Press-call participants to include:

  • Derrick Johnson, NAACP President and CEO

  • Brad Berry, NAACP General Counsel

  • Scot X. Esdaile, President of NAACP Connecticut State Conference

  • Connecticut State Senator Gary Winfield

  • Keturah James, Law Student Intern, Rule of Law Clinic, Yale Law School

  • Germano Kimbro, Plaintiff and formerly incarcerated individual

“Prison gerrymandering is an unconstitutional and intentional misrepresentation of voting power that we are committed to ending,” said NAACP President and CEO, Derrick Johnson. “This practice is one aspect of a war of voter suppression targeting communities of color and reducing the integrity of the vote.”

The lawsuit, filed in the U.S. District Court for the District of Connecticut, is the first statewide challenge to the practice of counting prisoners where they are incarcerated. The plaintiffs seek to compel the State of Connecticut to adopt a new redistricting map that counts incarcerated individuals in their home state legislative districts rather than in the districts where they are being incarcerated, thereby safeguarding the Fourteenth Amendment principle of “one person, one vote.”

“This process is a stain on our democracy and a violation of the equal protection clause of the 14th Amendment,” explains Bradford Berry, General Counsel of the NAACP. “Like other forms of voter suppression it reduces the power of one community while inflating the power of another and it’s time to end it.”

Although a number of states continue to engage in this practice, Connecticut has some of the worst discrepancies in population numbers between its prison districts and most populated districts. According to the complaint, when prisoners are reallocated to their home districts, the population of District 59, where three state prisons are located, has an overall population that is more than 15% smaller than the most populated district in the state. The effect is that the vote of a person in that prison district counts for 15% more than each vote of a person in the largest district.

“Connecticut is a state of extreme inequality with wealth concentrated in the suburbs and poverty in our urban areas; prison gerrymandering represents another way in which resources disproportionately favor suburban communities,” said Scot X. Esdaile, President of the NAACP Connecticut State Conference. “Our members are directly impacted by this process which not only siphons off our families through mass incarceration but siphons off our political power as well.”

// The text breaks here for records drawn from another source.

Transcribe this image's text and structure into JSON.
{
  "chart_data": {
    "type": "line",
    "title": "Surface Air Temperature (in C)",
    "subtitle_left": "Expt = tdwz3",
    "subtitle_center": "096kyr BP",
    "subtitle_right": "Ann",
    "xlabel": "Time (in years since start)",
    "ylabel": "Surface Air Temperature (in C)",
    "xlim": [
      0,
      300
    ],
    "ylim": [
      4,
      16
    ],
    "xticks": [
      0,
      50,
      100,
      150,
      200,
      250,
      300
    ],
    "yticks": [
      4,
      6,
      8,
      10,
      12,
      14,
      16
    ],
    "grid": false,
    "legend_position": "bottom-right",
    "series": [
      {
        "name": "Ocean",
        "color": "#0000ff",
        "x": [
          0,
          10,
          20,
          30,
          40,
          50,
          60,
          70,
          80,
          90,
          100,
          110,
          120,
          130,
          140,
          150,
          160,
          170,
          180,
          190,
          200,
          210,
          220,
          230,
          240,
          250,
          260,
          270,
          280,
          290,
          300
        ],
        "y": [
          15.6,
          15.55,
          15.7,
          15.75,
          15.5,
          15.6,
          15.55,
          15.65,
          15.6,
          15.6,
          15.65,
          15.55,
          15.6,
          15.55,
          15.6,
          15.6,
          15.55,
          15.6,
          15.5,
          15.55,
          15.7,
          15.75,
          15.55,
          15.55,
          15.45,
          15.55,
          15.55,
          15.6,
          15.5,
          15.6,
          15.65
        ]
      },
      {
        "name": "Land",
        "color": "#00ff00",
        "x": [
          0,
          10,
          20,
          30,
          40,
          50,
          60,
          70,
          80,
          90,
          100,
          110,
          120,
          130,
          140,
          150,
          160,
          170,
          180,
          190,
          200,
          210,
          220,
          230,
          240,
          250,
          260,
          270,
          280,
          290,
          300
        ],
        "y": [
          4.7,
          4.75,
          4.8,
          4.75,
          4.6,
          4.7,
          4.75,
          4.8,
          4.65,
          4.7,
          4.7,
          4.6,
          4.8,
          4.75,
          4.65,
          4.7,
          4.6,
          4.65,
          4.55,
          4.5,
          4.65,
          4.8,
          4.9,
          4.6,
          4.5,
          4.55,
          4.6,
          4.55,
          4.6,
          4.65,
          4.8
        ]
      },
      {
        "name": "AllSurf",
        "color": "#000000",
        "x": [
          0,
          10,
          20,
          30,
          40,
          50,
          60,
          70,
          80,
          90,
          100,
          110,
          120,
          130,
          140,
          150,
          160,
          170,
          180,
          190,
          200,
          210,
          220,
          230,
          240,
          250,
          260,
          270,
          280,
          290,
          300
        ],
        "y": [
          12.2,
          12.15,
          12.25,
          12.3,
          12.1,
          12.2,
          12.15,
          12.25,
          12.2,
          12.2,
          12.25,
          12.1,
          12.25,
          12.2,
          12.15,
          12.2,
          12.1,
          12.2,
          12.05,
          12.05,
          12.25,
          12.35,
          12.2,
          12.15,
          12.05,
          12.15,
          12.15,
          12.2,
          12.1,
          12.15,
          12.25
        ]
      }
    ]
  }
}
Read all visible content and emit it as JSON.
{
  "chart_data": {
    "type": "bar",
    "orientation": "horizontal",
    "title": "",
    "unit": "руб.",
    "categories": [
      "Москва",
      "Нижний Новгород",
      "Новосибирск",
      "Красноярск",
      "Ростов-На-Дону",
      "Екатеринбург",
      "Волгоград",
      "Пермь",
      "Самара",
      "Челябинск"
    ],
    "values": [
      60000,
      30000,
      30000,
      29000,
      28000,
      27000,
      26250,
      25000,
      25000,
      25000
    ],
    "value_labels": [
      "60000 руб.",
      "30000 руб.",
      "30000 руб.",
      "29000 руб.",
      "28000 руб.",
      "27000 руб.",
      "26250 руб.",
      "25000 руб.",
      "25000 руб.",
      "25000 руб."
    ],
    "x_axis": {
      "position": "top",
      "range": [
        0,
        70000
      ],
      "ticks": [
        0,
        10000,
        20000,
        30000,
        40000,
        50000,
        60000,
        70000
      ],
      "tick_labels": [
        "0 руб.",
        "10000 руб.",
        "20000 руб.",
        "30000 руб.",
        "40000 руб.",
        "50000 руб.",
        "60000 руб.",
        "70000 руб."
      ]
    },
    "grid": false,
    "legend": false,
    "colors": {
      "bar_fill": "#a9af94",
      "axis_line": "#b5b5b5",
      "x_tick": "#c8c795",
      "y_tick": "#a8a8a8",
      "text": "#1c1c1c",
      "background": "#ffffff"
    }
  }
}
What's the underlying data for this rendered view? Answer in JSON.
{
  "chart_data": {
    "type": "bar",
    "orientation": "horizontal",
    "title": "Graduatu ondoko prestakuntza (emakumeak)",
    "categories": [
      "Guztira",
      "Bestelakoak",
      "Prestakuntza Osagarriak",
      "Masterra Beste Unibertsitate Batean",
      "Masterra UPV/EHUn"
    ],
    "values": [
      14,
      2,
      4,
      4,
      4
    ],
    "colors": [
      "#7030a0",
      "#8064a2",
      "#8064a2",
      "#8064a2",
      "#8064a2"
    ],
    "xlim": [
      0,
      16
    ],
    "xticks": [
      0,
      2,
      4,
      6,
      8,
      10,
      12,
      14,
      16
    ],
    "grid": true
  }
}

“This is about making sure everyone gets an equal voice,” said Germano Kimbro, a formerly incarcerated individual and plaintiff in the case. A resident of District 97, one of the most overcrowded state legislative districts in Connecticut, Kimbro argues “My vote shouldn’t count less than someone else’s just because they live near a state prison.” 

“The Equal Protection Clause of the Constitution requires Federal and State governments to follow the principle of “one person, one vote” when drawing legislative district lines. Each person’s vote is to be equal to that of their fellow citizens,” explains Alden Pinkham, a student in Yale Law School’s Rule of Law Clinic. “Using prisoners to inflate the population of the districts where prisons are located violates this principle.”

The plaintiffs in the lawsuit are represented by the Rule of Law Clinic at Yale Law School and the NAACP.